A Marseille, pas de nouvelles propositions pour convaincre les 54% des français certains de ne pas voter N.Sarkozy

Alors que 54% des français se déclarent certains de ne pas voter N.Sarkozy, on se dit qu'il faudra plus d'un meeting pour tenter de convaincre l’électorat. Mais ne préjugeons de rien, le président sortant a essayé cet après-midi de redevenir le candidat redoutable qu'il avait été en 2007.


Parce que nous devons redouter ce hold'up démocratique qu'il est capable d'opérer. Dans un scrutin si particulier où une faible participation, et les votes sanctions peuvent rendre très incertain le résultat de l'élection. La performance du candidat Sarkozy doit être jaugée.

Rien ne sera épargné aux français électeurs qui aspirent au changement.

Ce qui me frappe dans ce discours, c'est cette idée de "vérité" qu'il a tenté de faire passer, lui qui qualifiait de menteur F.Hollande, n'en finit plus de nous expliquer que son pitoyable bilan est dû à la crise, une façon de se dédouaner de toute responsabilité.
Mais le peut-il vraiment, lui qui a commencé son mandat en donnant tant aux plus riches, pour terminer son quinquennat en prenant aux plus faibles.

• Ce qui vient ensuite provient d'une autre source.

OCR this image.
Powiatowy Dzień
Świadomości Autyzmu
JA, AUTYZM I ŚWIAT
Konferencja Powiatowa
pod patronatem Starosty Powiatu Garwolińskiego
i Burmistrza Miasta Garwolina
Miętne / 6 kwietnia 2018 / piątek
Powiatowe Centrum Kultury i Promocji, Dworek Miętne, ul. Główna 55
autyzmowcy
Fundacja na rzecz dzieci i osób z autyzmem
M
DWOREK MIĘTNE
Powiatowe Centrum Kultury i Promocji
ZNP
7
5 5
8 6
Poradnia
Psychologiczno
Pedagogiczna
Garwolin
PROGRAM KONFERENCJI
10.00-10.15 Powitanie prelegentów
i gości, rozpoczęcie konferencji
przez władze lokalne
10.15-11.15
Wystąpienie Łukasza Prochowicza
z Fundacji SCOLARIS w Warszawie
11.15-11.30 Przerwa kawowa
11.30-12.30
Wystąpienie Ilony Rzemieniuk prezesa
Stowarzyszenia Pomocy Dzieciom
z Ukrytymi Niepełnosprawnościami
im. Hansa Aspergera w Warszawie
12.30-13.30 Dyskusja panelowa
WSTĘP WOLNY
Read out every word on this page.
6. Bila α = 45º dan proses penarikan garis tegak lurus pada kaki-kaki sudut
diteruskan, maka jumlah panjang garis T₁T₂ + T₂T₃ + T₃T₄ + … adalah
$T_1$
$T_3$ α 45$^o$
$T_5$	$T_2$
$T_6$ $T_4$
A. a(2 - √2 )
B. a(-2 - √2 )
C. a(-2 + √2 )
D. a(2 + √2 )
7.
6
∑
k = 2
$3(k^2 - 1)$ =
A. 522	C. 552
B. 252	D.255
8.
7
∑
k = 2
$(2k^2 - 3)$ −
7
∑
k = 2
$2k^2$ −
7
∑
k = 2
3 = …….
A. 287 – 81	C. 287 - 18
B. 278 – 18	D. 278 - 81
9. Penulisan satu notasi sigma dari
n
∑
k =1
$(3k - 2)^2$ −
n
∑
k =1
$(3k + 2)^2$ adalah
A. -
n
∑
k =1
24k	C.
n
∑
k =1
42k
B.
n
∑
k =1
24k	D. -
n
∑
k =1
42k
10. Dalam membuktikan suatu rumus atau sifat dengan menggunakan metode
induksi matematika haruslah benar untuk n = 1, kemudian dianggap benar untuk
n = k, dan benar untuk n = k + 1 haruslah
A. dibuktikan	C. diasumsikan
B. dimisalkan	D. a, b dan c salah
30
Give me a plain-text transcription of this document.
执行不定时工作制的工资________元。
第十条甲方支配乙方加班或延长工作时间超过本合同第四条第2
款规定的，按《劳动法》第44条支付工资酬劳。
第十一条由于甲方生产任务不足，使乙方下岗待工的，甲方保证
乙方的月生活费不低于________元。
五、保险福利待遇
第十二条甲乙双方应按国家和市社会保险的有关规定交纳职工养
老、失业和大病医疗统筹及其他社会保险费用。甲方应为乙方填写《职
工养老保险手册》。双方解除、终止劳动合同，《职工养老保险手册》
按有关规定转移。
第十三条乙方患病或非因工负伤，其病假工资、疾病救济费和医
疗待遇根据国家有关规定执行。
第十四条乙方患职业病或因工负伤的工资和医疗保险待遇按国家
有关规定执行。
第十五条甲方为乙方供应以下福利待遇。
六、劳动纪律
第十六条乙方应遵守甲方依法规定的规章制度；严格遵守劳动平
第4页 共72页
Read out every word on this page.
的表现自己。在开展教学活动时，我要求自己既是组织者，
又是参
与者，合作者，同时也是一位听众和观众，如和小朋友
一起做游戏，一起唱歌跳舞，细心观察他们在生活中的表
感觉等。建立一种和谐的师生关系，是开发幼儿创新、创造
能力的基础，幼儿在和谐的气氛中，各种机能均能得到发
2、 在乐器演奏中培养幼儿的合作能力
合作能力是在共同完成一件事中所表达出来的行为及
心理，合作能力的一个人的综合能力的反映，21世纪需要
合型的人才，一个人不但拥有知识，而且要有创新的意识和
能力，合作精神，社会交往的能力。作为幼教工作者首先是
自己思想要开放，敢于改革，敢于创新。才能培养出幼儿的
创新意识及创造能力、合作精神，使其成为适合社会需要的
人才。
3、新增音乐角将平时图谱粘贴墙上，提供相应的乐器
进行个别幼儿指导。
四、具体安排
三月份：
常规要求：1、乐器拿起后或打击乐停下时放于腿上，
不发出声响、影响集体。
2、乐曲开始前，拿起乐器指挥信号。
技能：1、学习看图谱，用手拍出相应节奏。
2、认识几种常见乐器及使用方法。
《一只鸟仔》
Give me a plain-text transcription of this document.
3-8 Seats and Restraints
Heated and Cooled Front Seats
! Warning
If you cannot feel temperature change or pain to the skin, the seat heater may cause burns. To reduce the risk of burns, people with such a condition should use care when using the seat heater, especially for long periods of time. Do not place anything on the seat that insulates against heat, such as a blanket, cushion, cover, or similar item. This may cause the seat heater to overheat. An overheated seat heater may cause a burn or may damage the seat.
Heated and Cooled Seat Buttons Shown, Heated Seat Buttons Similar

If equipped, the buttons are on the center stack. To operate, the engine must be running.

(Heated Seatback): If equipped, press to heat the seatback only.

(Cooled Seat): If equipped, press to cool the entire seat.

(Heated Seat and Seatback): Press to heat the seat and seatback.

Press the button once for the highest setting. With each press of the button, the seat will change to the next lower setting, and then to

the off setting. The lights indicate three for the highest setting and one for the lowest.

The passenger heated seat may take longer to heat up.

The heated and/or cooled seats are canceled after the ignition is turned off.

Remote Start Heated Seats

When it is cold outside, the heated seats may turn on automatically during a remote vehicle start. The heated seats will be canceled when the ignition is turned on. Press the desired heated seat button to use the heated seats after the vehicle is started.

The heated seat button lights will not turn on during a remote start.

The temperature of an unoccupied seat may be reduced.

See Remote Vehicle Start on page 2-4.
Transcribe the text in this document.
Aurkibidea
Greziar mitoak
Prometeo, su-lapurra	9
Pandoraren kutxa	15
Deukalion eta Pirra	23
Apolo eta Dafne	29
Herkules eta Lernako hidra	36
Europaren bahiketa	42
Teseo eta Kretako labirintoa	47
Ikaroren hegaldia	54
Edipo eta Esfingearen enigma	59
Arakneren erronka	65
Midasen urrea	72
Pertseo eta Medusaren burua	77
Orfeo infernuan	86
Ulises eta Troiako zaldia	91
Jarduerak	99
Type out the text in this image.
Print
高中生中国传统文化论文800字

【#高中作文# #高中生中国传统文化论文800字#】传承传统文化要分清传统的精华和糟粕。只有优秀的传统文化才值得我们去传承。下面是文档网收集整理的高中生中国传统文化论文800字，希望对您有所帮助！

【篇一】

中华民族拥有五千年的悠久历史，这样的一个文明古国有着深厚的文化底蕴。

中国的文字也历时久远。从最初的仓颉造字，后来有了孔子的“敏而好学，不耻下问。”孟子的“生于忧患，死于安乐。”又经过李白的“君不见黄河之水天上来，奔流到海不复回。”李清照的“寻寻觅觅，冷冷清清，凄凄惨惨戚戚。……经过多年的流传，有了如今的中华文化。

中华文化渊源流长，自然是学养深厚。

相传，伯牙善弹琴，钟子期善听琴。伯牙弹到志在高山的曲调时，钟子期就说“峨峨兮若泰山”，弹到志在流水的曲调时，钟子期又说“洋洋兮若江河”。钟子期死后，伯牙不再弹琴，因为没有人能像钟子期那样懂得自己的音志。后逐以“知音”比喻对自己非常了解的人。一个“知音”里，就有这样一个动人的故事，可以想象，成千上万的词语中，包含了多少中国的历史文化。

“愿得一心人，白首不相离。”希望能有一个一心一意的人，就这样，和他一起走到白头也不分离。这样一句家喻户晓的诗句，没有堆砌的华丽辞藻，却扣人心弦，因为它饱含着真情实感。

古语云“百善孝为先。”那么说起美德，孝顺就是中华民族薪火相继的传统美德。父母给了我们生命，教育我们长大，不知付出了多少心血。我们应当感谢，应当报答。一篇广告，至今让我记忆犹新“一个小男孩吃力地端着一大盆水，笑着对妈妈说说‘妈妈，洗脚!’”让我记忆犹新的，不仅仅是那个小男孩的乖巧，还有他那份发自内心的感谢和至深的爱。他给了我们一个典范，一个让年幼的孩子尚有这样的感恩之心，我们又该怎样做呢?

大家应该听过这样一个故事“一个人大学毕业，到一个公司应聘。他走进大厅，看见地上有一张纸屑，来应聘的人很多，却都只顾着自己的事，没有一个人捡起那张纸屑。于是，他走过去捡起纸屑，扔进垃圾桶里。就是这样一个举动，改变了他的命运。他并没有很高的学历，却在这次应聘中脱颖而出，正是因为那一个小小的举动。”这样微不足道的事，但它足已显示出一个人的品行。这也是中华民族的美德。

Et puis Nicolas Sarkozy a fait du "Sarkozy", en s’étalant sur les valeurs chères à la droite, "pour aimer la France, il faut la respecter..." et bien souvent on dérivait sur des exigences de respect des valeurs qu'on croirait plutôt empruntées à un discours de Marine le Pen, quand il joue sur les peurs de l'étranger, des voyous, des criminels. L'impression d'avoir déjà entendu ces pseudos arguments et éléments de langage.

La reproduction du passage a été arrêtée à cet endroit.